My life is pretty boring right now, but I don't mind boring. Boring lasts.*

I feel like I passed some sort of adulthood milestone, though; we finally have matching plates and silverware.** Despite being married for, what, seven years now, we still had hodge-podge bachelor dinnerware. So we went to Target*** and had our consumer Bar Mitzvah and today, we are a man.

We're test driving the stuff tonight with a small dinner party. Cold vegetable soup, chicken with shallots and garlic, mashed potatoes, green beans, and a chocolate strawberry tart. Have I mentioned how much I love Alton Brown, the creator of the chicken recipie? Well, he is my hero. The tart recipie is from the Silver Palate cookbook, which is way more foodie-elaborate than I normally do, but sometimes I like to fuss with a dessert. And it's strawberry season; 500g for $1.50.

My God, your collective eyes must be crossing with boredom right now. Sorry. I don't even have any interesting links.

Oh, OK, here's a pretty funny story from work. One of the senior people here is a very dignified middle-aged East Indian gentleman. I'll call him V. A while ago, he was touring a chemical plant belonging to a prospective client. The tour guide was nattering on, and V's attention started to wander. He was standing beside one of those emergency eye-wash stations, one of those waist-high things with the two angled nozzles that spray water up into your eyes if you get bad stuff in them, and he started to wonder if the two streams actually met. Being a curious sort, he pressed the activating pedal, intending to just turn it on for a second to see what happened. "I just cannot keep my hands to myself," he says, recounting this story. The streams did in fact meet, so he went to turn it off.

The trouble is, those things don't turn off; they're designed to thoroughly wash a panicking person, so they just empty their reservoir. V realized this just as he also noticed that his shoes were getting wet. Turns out these things are also designed to just empty onto the floor, since you don't want the nasty rinsed-off stuff getting into the sewers. So V had to ask the tour guide to stop the tour so that the mini-flood could be mopped up and all the incident reports filled out.

Well, I thought it was funny, anyway. And we did get the contract.




* An approximate quote from one of my favourite books ever, Good Omens: "The boredom you got in Heaven was almost as bad as the excitement you got in Hell."

** Like, not matching between categories (stainless steel plates?) but matching to each other. Duh.

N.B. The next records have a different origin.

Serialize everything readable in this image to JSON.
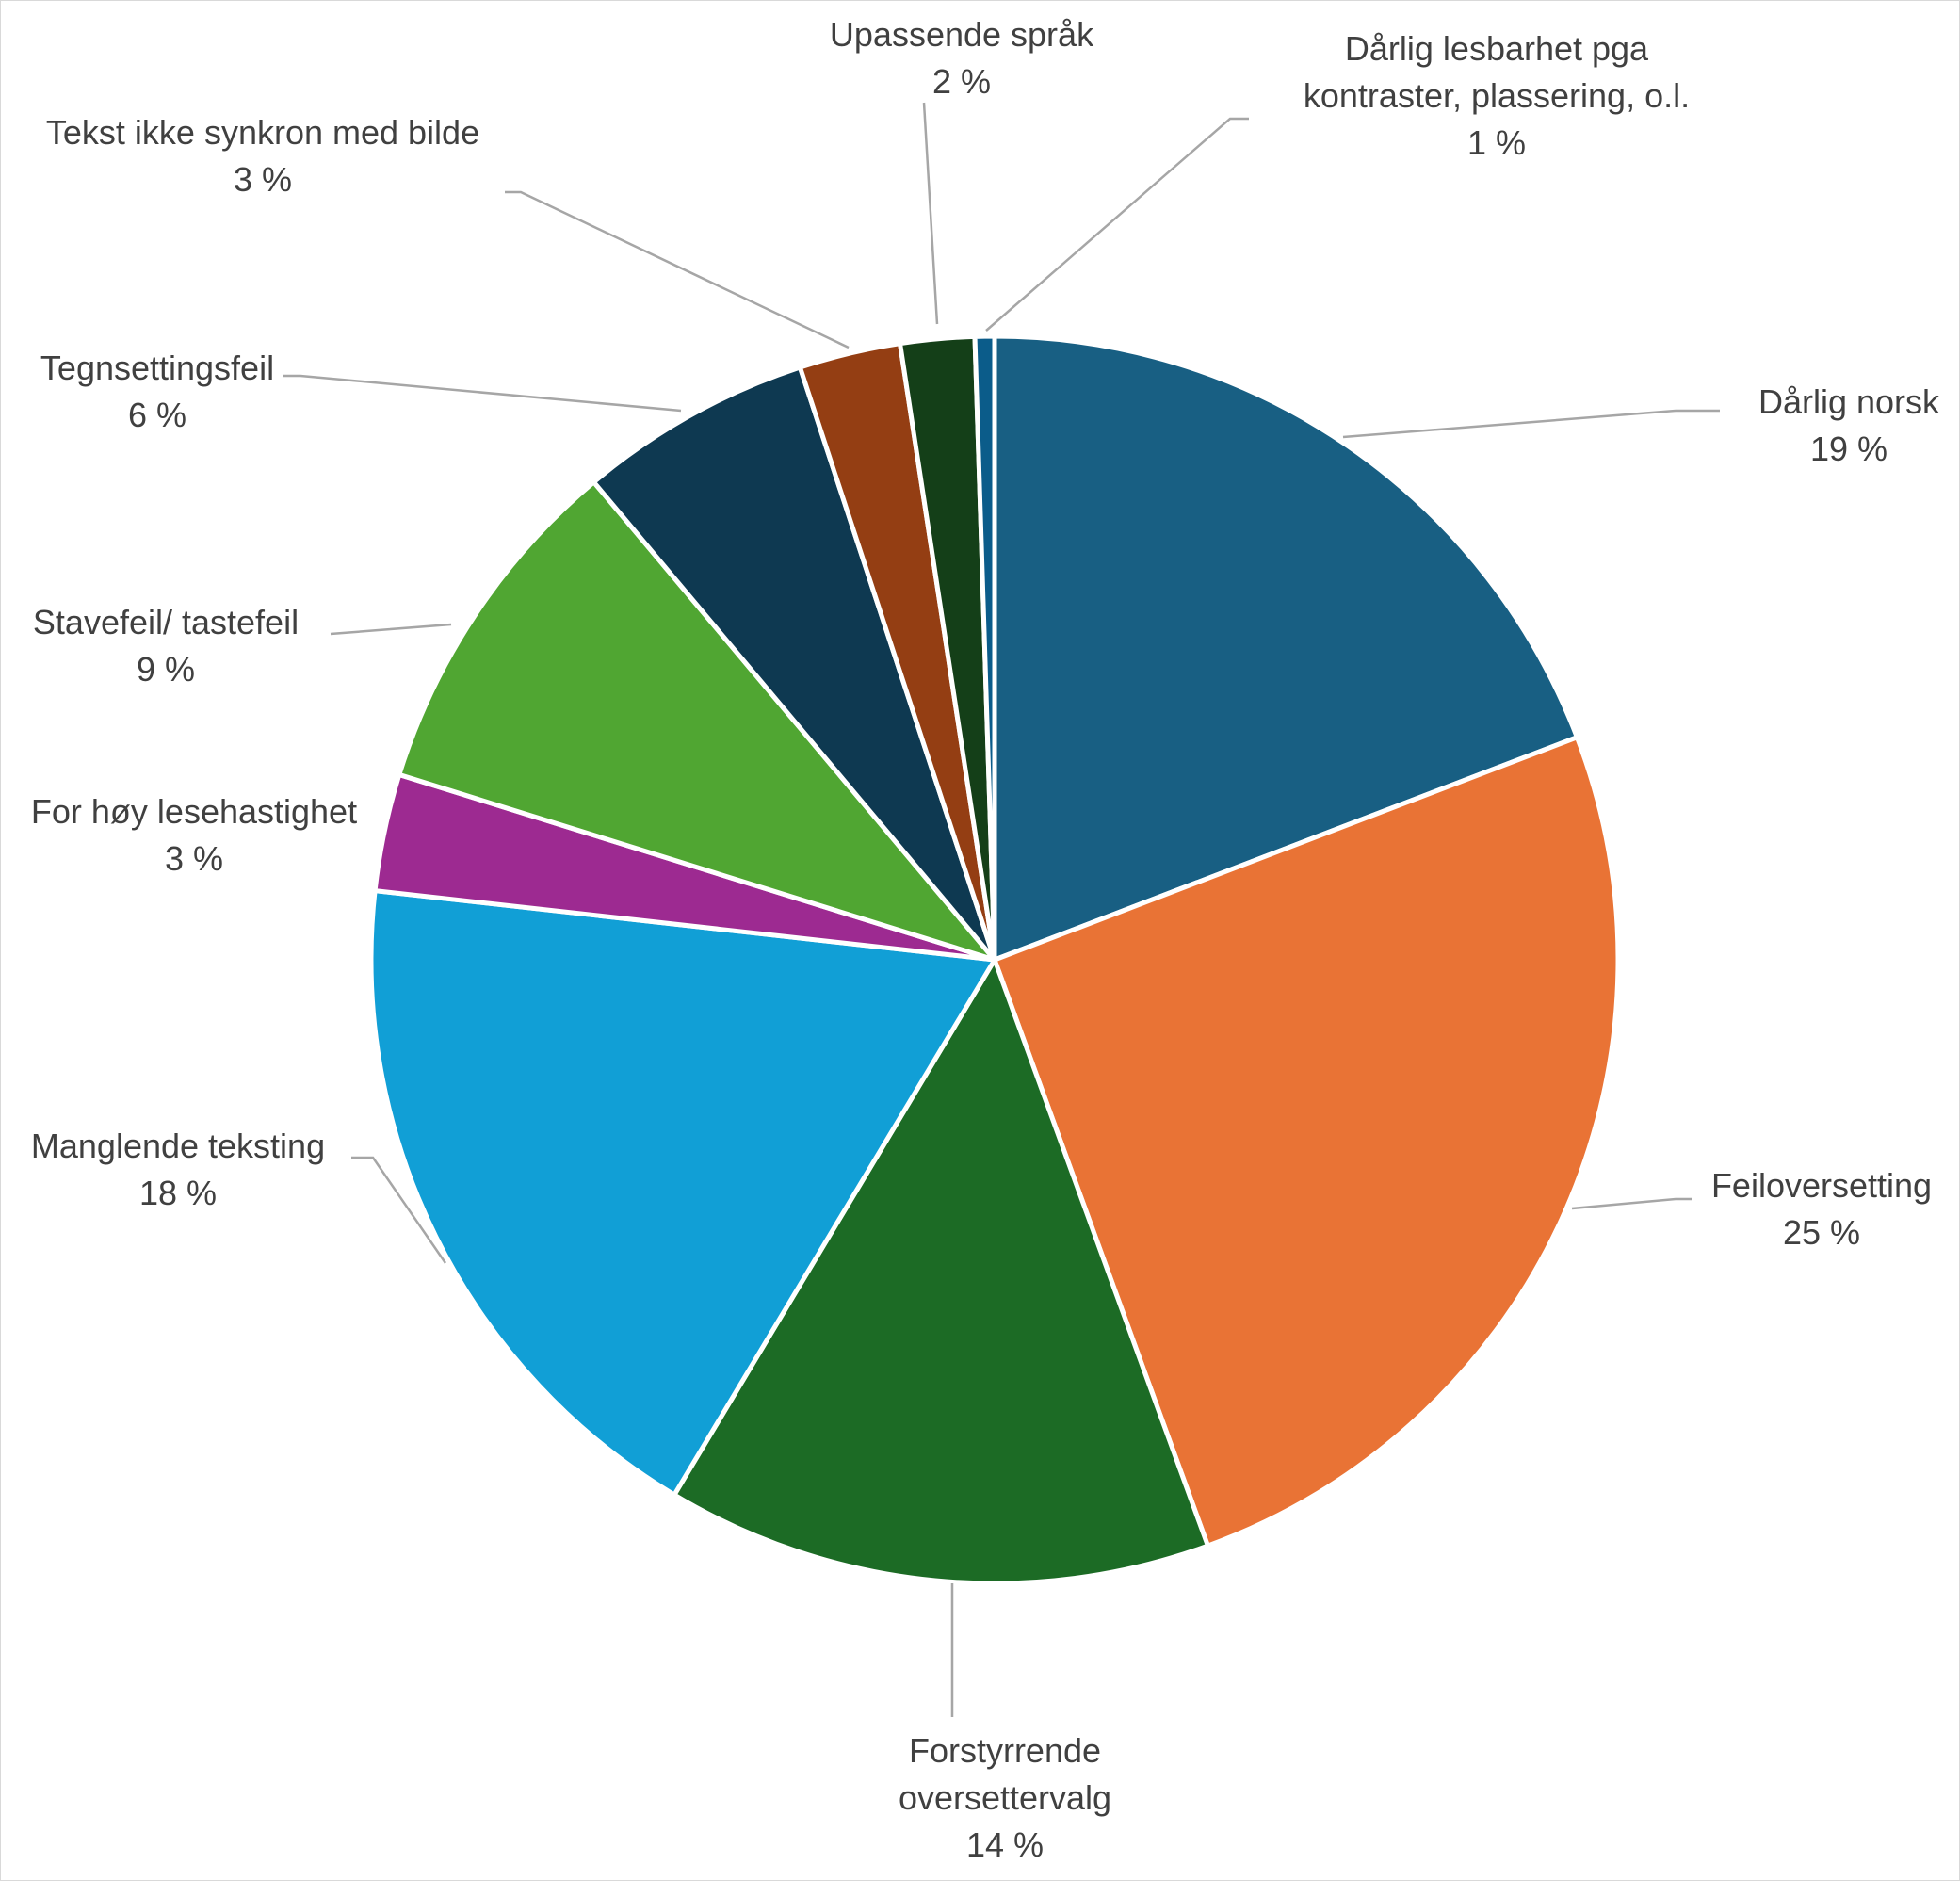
{
  "chart_data": {
    "type": "pie",
    "start_angle_deg": 0,
    "direction": "clockwise",
    "slices": [
      {
        "name": "Dårlig norsk",
        "value": 19,
        "label_lines": [
          "Dårlig norsk"
        ],
        "value_label": "19 %",
        "color": "#185f83"
      },
      {
        "name": "Feiloversetting",
        "value": 25,
        "label_lines": [
          "Feiloversetting"
        ],
        "value_label": "25 %",
        "color": "#e97335"
      },
      {
        "name": "Forstyrrende oversettervalg",
        "value": 14,
        "label_lines": [
          "Forstyrrende",
          "oversettervalg"
        ],
        "value_label": "14 %",
        "color": "#1c6b25"
      },
      {
        "name": "Manglende teksting",
        "value": 18,
        "label_lines": [
          "Manglende teksting"
        ],
        "value_label": "18 %",
        "color": "#119fd6"
      },
      {
        "name": "For høy lesehastighet",
        "value": 3,
        "label_lines": [
          "For høy lesehastighet"
        ],
        "value_label": "3 %",
        "color": "#9d2a91"
      },
      {
        "name": "Stavefeil/ tastefeil",
        "value": 9,
        "label_lines": [
          "Stavefeil/ tastefeil"
        ],
        "value_label": "9 %",
        "color": "#50a632"
      },
      {
        "name": "Tegnsettingsfeil",
        "value": 6,
        "label_lines": [
          "Tegnsettingsfeil"
        ],
        "value_label": "6 %",
        "color": "#0e3951"
      },
      {
        "name": "Tekst ikke synkron med bilde",
        "value": 2.6,
        "label_lines": [
          "Tekst ikke synkron med bilde"
        ],
        "value_label": "3 %",
        "color": "#943e13"
      },
      {
        "name": "Upassende språk",
        "value": 1.9,
        "label_lines": [
          "Upassende språk"
        ],
        "value_label": "2 %",
        "color": "#143f18"
      },
      {
        "name": "Dårlig lesbarhet pga kontraster, plassering, o.l.",
        "value": 0.5,
        "label_lines": [
          "Dårlig lesbarhet pga",
          "kontraster, plassering, o.l."
        ],
        "value_label": "1 %",
        "color": "#0b5c8a"
      }
    ]
  }
}
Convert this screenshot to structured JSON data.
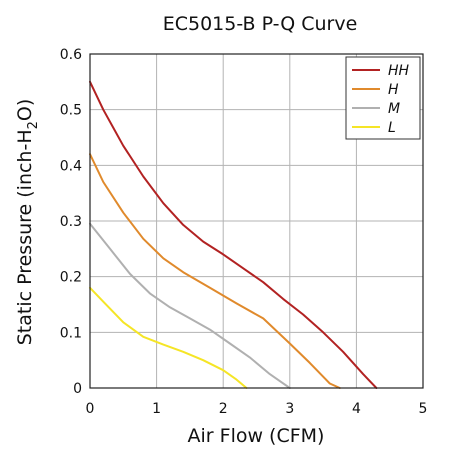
{
  "chart_data": {
    "type": "line",
    "title": "EC5015-B P-Q Curve",
    "xlabel": "Air Flow (CFM)",
    "ylabel": "Static Pressure (inch-H2O)",
    "ylabel_main": "Static Pressure (inch-H",
    "ylabel_sub": "2",
    "ylabel_end": "O)",
    "xlim": [
      0,
      5
    ],
    "ylim": [
      0,
      0.6
    ],
    "xticks": [
      0,
      1,
      2,
      3,
      4,
      5
    ],
    "yticks": [
      0,
      0.1,
      0.2,
      0.3,
      0.4,
      0.5,
      0.6
    ],
    "grid": true,
    "legend_position": "top-right",
    "series": [
      {
        "name": "HH",
        "color": "#b22222",
        "x": [
          0,
          0.2,
          0.5,
          0.8,
          1.1,
          1.4,
          1.7,
          2.0,
          2.3,
          2.6,
          2.9,
          3.2,
          3.5,
          3.8,
          4.1,
          4.3
        ],
        "y": [
          0.55,
          0.5,
          0.435,
          0.38,
          0.332,
          0.293,
          0.263,
          0.24,
          0.215,
          0.19,
          0.16,
          0.132,
          0.1,
          0.065,
          0.025,
          0.0
        ]
      },
      {
        "name": "H",
        "color": "#e08a2c",
        "x": [
          0,
          0.2,
          0.5,
          0.8,
          1.1,
          1.4,
          1.8,
          2.2,
          2.6,
          3.0,
          3.3,
          3.6,
          3.75
        ],
        "y": [
          0.42,
          0.37,
          0.315,
          0.268,
          0.233,
          0.208,
          0.18,
          0.152,
          0.125,
          0.08,
          0.045,
          0.008,
          0.0
        ]
      },
      {
        "name": "M",
        "color": "#b0b0b0",
        "x": [
          0,
          0.3,
          0.6,
          0.9,
          1.2,
          1.5,
          1.8,
          2.1,
          2.4,
          2.7,
          3.0
        ],
        "y": [
          0.295,
          0.25,
          0.205,
          0.17,
          0.145,
          0.125,
          0.105,
          0.08,
          0.055,
          0.025,
          0.0
        ]
      },
      {
        "name": "L",
        "color": "#f5e526",
        "x": [
          0,
          0.2,
          0.5,
          0.8,
          1.1,
          1.4,
          1.7,
          2.0,
          2.2,
          2.35
        ],
        "y": [
          0.18,
          0.155,
          0.118,
          0.092,
          0.078,
          0.065,
          0.05,
          0.032,
          0.015,
          0.0
        ]
      }
    ]
  }
}
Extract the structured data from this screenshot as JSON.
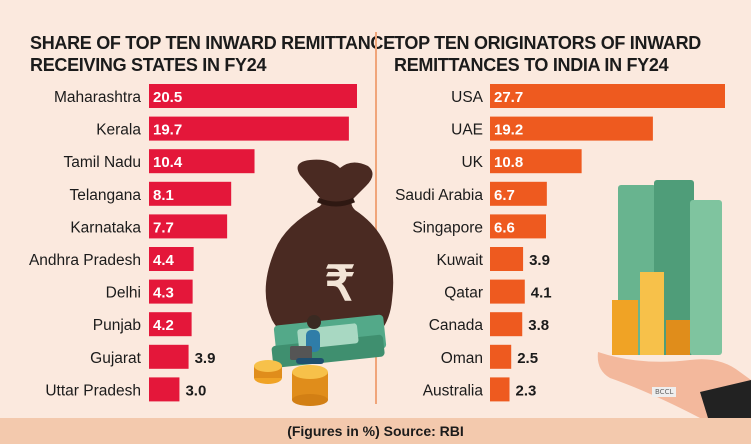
{
  "footer": "(Figures in %) Source: RBI",
  "badge": "BCCL",
  "colors": {
    "left_bar": "#e4173a",
    "right_bar": "#ee5a1f",
    "background": "#fbe9de"
  },
  "chart_data": [
    {
      "type": "bar",
      "title_lines": [
        "SHARE OF TOP TEN INWARD REMITTANCE",
        "RECEIVING STATES IN FY24"
      ],
      "categories": [
        "Maharashtra",
        "Kerala",
        "Tamil Nadu",
        "Telangana",
        "Karnataka",
        "Andhra Pradesh",
        "Delhi",
        "Punjab",
        "Gujarat",
        "Uttar Pradesh"
      ],
      "values": [
        20.5,
        19.7,
        10.4,
        8.1,
        7.7,
        4.4,
        4.3,
        4.2,
        3.9,
        3.0
      ],
      "labels": [
        "20.5",
        "19.7",
        "10.4",
        "8.1",
        "7.7",
        "4.4",
        "4.3",
        "4.2",
        "3.9",
        "3.0"
      ],
      "orientation": "horizontal",
      "color": "#e4173a"
    },
    {
      "type": "bar",
      "title_lines": [
        "TOP TEN ORIGINATORS OF INWARD",
        "REMITTANCES TO INDIA IN FY24"
      ],
      "categories": [
        "USA",
        "UAE",
        "UK",
        "Saudi Arabia",
        "Singapore",
        "Kuwait",
        "Qatar",
        "Canada",
        "Oman",
        "Australia"
      ],
      "values": [
        27.7,
        19.2,
        10.8,
        6.7,
        6.6,
        3.9,
        4.1,
        3.8,
        2.5,
        2.3
      ],
      "labels": [
        "27.7",
        "19.2",
        "10.8",
        "6.7",
        "6.6",
        "3.9",
        "4.1",
        "3.8",
        "2.5",
        "2.3"
      ],
      "orientation": "horizontal",
      "color": "#ee5a1f"
    }
  ]
}
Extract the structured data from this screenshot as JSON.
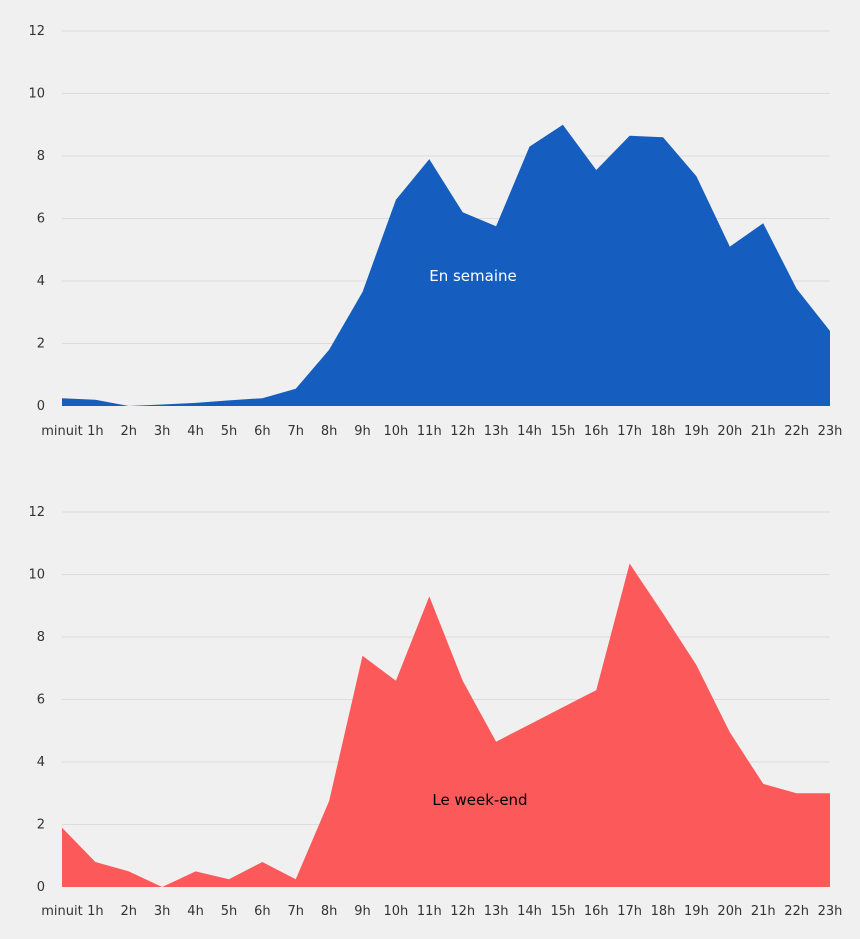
{
  "colors": {
    "background": "#f0f0f0",
    "weekday": "#155ebf",
    "weekend": "#fc5a5a"
  },
  "chart_data": [
    {
      "type": "area",
      "name": "weekday",
      "annotation": "En semaine",
      "categories": [
        "minuit",
        "1h",
        "2h",
        "3h",
        "4h",
        "5h",
        "6h",
        "7h",
        "8h",
        "9h",
        "10h",
        "11h",
        "12h",
        "13h",
        "14h",
        "15h",
        "16h",
        "17h",
        "18h",
        "19h",
        "20h",
        "21h",
        "22h",
        "23h"
      ],
      "values": [
        0.25,
        0.2,
        0.0,
        0.05,
        0.1,
        0.18,
        0.25,
        0.55,
        1.8,
        3.65,
        6.6,
        7.9,
        6.2,
        5.75,
        8.3,
        9.0,
        7.55,
        8.65,
        8.6,
        7.35,
        5.1,
        5.85,
        3.75,
        2.4
      ],
      "yticks": [
        "0",
        "2",
        "4",
        "6",
        "8",
        "10",
        "12"
      ],
      "ylim": [
        0,
        12
      ],
      "grid": true
    },
    {
      "type": "area",
      "name": "weekend",
      "annotation": "Le week-end",
      "categories": [
        "minuit",
        "1h",
        "2h",
        "3h",
        "4h",
        "5h",
        "6h",
        "7h",
        "8h",
        "9h",
        "10h",
        "11h",
        "12h",
        "13h",
        "14h",
        "15h",
        "16h",
        "17h",
        "18h",
        "19h",
        "20h",
        "21h",
        "22h",
        "23h"
      ],
      "values": [
        1.9,
        0.8,
        0.5,
        0.0,
        0.5,
        0.25,
        0.8,
        0.25,
        2.75,
        7.4,
        6.6,
        9.3,
        6.6,
        4.65,
        5.2,
        5.75,
        6.3,
        10.35,
        8.75,
        7.1,
        4.95,
        3.3,
        3.0,
        3.0
      ],
      "yticks": [
        "0",
        "2",
        "4",
        "6",
        "8",
        "10",
        "12"
      ],
      "ylim": [
        0,
        12
      ],
      "grid": true
    }
  ]
}
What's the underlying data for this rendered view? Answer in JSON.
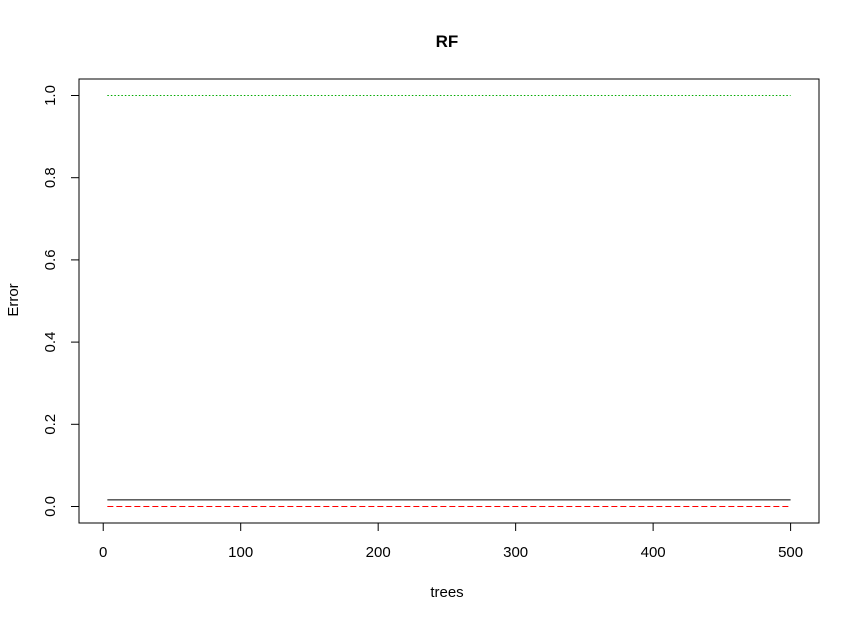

*** Pronounced "Tarzhay" for that extra touch of class. It's like Zeller's.

4 comments:

  1. Anonymous said...

    I recall something similar from Chemistry, although it was a "oh, a drinking fountain" moment*. The rigs in the basement of Thorvaldson weren't reservoir, but plumbed in. The streams meet, intersect, pass each other (with some fluidic interference) and finally touch down a respectable distance away. After witnessing the Waters of Thorvaldson I decided the acid would do less damage than the high-pressure water jets at point-blank range.

    And I am rolling my eyes a bit at the Targetware, but if it makes you happy.....

    *no, it wasn't me  

  2. Anonymous said...

    Ahem...

    I don't like surprises. I'm old enough that there are few good surprises left. When you're little it's like "Surprise! Cake!" Now it's like "Surprise! Cancer! or Surprise! Your car exploded."

    Yup, that's a fairly accurate paraphrase from our beloved blogger...

    Miss you kid, and reading about your dinner when I'm sitting here hungry is not helping.  

  3. Anonymous said...

    Bored? Reading about food? Not likely.

    Did you convert for our Canadian sakes, or do you really buy strawberries by the gram there? And if you did convert, did you convert the currency as well?  

  4. Amy said...

    I converted all values for y'all's sake... strawberries are sold by the pint here. Strawberries are as cheap as a cheap thing right now.